In October, student protesters demanded that Ithaca’s president, Tom Rochon, resign over his handling of several racist incidents. Rochon, who did not immediately step down but said he will resign next July, is one of the statement’s signees. Nearly 700 other people had signed the statement as of Thursday, though it has also prompted criticism.

“It reeks of an ‘all lives matter’ sentiment that erases the discrimination many people experience, both on campus and elsewhere,” Zack Ford, a graduate of Ithaca College and LGBT editor at Think Progress, wrote in a Facebook post. “It sugarcoats and whitewashes the real problems the community is trying to solve, cheapening the valid concerns that students, faculty, staff and alumni have been raising for the past year.”

Similar criticism has been directed at a statement released this week by 30 presidents of historically black colleges. “America’s HBCUs were the birthplace of the idea that black lives matter to our country,” the presidents wrote.

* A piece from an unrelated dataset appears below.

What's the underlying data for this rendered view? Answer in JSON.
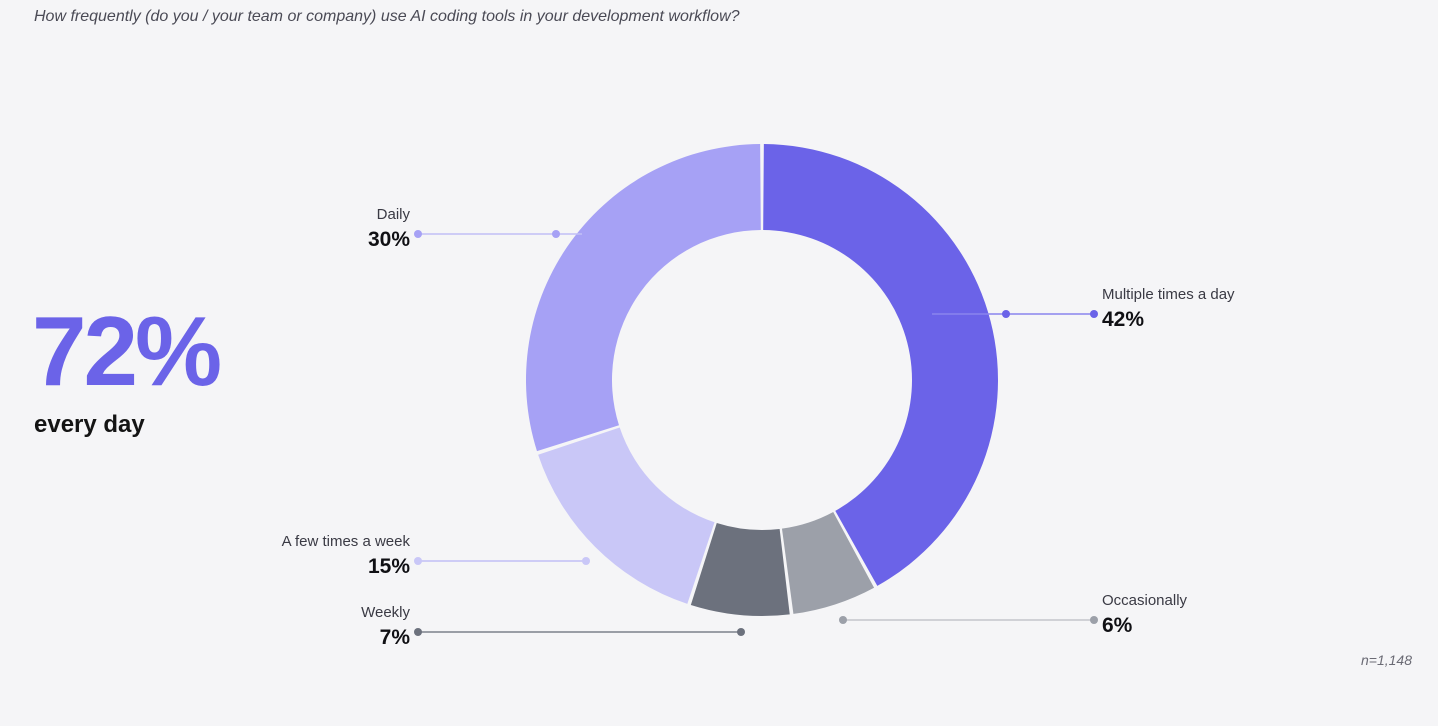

While many praised the message and the presidents’ promise to organize a symposium on gun violence, others decried the statement’s lack of references to gay, lesbian, bisexual and transgender students.

“How come the letter does not mention the deaths of LGBT people of color?” Ben Webster, a student at the University of Maryland Eastern Shore, tweeted. “Black Lives Matter was started by queer women of color and yet our struggles are not addressed. Socioeconomic status, gender and race are mentioned, but not sexual orientation?”

One of the HBCU letter’s signees was John Silvanus Wilson Jr., the president of Morehouse College, who also released a separate letter last week.

Addressed to his “Morehouse sons,” Wilson discussed the shootings that occurred this summer, both of black civilians and police officers. He wrote that the "social climate across America is tragically disturbing," but that "black men have managed to survive and remain remarkably productive throughout the slave trade, post-Civil War atrocities, the civil rights movement and so many other challenging periods in the life of this nation." The president urged his students to “endure the recent disruption to your standard summer activities” and to look toward the future.

“My love goes out to each of you,” Wilson wrote. “Be mindful, be safe and be constructive. And we will see you next month.”